Dossier: Stress et détente

Effets du stress sur l’organisme

«Oui, nous pouvons nous voir aujourd’hui, j’ai le temps.» Une phrase rare. Pour beaucoup d’entre nous, l’emploi du temps très serré est une réalité quotidienne. Selon le Job-Stress-Index 2018, une personne active sur quatre se sent stressée en Suisse. Mais qu’est-ce que le stress exactement?

Texte: Julie Freudiger, Infographie: Franziska Neugebauer

Aujourd’hui, le stress est presque un état normal et la série de réactions complexes qu’il entraîne dans notre organisme, aussi. Peu importe qu’il s’agisse d’un emploi du temps chargé ou que nous soyons en danger de mort.

Les organes sensoriels captent les stimuli du stress et transmettent ces informations au cerveau qui évalue le niveau du danger en quelques fractions de seconde. S’il y a danger, l’amygdale déclenche une réaction en chaîne.

D’un point de vue de l’évolution, le stress est essentiel à la survie. À l’âge de pierre, lorsque l’Homme était face à un tigre à dents de sabre, l’adrénaline et la noradrénaline, les deux hormones du stress, mettaient le corps en état d’alerte, se battre ou fuir, «fight or flight»: quelque fut l’option, le corps devait fournir de l’énergie en quelques secondes et rassembler toute sa force.
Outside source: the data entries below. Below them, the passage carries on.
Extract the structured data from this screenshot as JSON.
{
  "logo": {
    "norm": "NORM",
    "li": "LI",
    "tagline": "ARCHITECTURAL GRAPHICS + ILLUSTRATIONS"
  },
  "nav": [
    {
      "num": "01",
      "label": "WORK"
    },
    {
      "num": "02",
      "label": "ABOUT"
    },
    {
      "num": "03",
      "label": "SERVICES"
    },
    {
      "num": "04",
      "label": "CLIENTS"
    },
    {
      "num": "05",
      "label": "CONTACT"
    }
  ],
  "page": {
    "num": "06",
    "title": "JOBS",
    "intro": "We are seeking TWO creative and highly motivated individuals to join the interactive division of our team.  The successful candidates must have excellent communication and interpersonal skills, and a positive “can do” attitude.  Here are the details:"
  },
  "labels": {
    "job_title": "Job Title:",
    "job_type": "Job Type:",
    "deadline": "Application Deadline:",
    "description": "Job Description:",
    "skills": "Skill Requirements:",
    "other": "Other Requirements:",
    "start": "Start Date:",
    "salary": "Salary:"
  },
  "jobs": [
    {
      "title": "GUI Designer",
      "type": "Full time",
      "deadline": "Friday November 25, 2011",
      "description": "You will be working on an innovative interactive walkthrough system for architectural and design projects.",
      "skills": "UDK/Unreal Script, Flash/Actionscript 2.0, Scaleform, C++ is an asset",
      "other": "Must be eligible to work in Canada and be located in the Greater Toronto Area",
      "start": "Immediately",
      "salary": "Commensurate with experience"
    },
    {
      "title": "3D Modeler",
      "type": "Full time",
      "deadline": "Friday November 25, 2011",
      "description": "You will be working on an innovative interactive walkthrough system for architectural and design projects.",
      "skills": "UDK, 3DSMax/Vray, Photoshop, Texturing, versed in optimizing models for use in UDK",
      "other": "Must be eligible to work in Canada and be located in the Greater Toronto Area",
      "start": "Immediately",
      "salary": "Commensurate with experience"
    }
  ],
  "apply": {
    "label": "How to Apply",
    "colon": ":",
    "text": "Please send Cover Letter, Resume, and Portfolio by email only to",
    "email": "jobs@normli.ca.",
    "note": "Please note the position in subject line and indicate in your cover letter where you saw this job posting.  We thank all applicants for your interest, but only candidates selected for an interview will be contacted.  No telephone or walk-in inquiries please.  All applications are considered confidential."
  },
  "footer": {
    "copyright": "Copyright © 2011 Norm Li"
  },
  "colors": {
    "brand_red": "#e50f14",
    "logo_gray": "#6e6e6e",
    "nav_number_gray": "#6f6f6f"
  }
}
L’adrénaline et la noradrénaline, les deux hormones du stress, mettent le corps en état d’alerte, le corps déploie diverses mesures qui fournissent de l’énergie, activent la force et mettent en veille les fonctions moins importantes.

Les réactions du corps sont les mêmes depuis toujours. De nos jours, une augmentation à court terme de l’énergie et de la performance peut également être un plus quand les délais sont serrés et pour gérer un emploi du temps chargé. S’il n’y avait pas un petit problème... La nature a prévu quatre phases de réaction au stress. Premièrement: la phase d’alarme. Le cerveau a analysé les stimuli grâce à ses organes sensoriels et a établi le niveau de danger. Deuxièmement: la phase de stress. Les hormones de stress activent l’organisme. Troisièmement: la phase d’action. La personne se bat ou fuit. Quatrièmement: la phase de relâchement. Le corps peut se reposer et se régénérer. Or, les deux dernières phases sont la plupart du temps zappées de nos jours. En plus des options «combat» ou «fuite», il existe une autre option: «se figer» dans la situation. Le corps n’arrive pas à évacuer le stress et l’organisme reste dans un état d’activation accrue nuisible à long terme.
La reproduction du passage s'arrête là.